On vectorial functions with maximal number of bent components

We study vectorial functions with maximal number of bent components in this paper. We first study the Walsh transform and nonlinearity of $F(x)=x^{2^e}h(\Tr_{2^{2m}/2^m}(x))$, where $e\geq0$ and $h(x)$ is a permutation over $\F_{2^m}$. If $h(x)$ is monomial, the nonlinearity of $F(x)$ is shown to be at most $ 2^{2m-1}-2^{\lfloor\frac{3m}{2}\rfloor}$ and some non-plateaued and plateaued functions attaining the upper bound are found. This gives a partial answer to the open problems proposed by Pott et al. and Anbar et al. If $h(x)$ is linear, the exact nonlinearity of $F(x)$ is determined. Secondly, we give a construction of vectorial functions with maximal number of bent components from known ones, thus obtain two new classes from the Niho class and the Maiorana-McFarland class.
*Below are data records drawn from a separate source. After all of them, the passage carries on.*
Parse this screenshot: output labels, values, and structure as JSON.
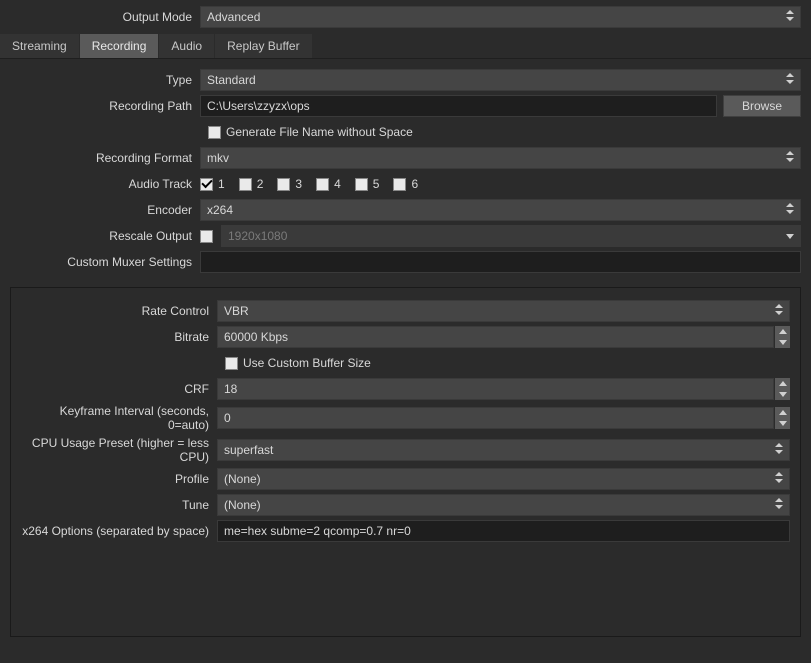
{
  "top": {
    "outputModeLabel": "Output Mode",
    "outputModeValue": "Advanced"
  },
  "tabs": {
    "streaming": "Streaming",
    "recording": "Recording",
    "audio": "Audio",
    "replayBuffer": "Replay Buffer"
  },
  "recording": {
    "typeLabel": "Type",
    "typeValue": "Standard",
    "pathLabel": "Recording Path",
    "pathValue": "C:\\Users\\zzyzx\\ops",
    "browse": "Browse",
    "genFilenameLabel": "Generate File Name without Space",
    "formatLabel": "Recording Format",
    "formatValue": "mkv",
    "audioTrackLabel": "Audio Track",
    "tracks": [
      "1",
      "2",
      "3",
      "4",
      "5",
      "6"
    ],
    "encoderLabel": "Encoder",
    "encoderValue": "x264",
    "rescaleLabel": "Rescale Output",
    "rescaleValue": "1920x1080",
    "muxerLabel": "Custom Muxer Settings",
    "muxerValue": ""
  },
  "x264": {
    "rateControlLabel": "Rate Control",
    "rateControlValue": "VBR",
    "bitrateLabel": "Bitrate",
    "bitrateValue": "60000 Kbps",
    "customBufferLabel": "Use Custom Buffer Size",
    "crfLabel": "CRF",
    "crfValue": "18",
    "keyframeLabel": "Keyframe Interval (seconds, 0=auto)",
    "keyframeValue": "0",
    "cpuPresetLabel": "CPU Usage Preset (higher = less CPU)",
    "cpuPresetValue": "superfast",
    "profileLabel": "Profile",
    "profileValue": "(None)",
    "tuneLabel": "Tune",
    "tuneValue": "(None)",
    "x264OptionsLabel": "x264 Options (separated by space)",
    "x264OptionsValue": "me=hex subme=2 qcomp=0.7 nr=0"
  }
}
Our construction gives a partial answer to an open problem proposed by Pott et al., and also contains vectorial functions outside the complete Maiorana-McFarland class. Finally, we show that the vectorial function $F: \F_{2^{2m}}\rightarrow \F_{2^{2m}}$, $x\mapsto x^{2^m+1}+x^{2^i+1}$ has maximal number of bent components if and only if $i=0$.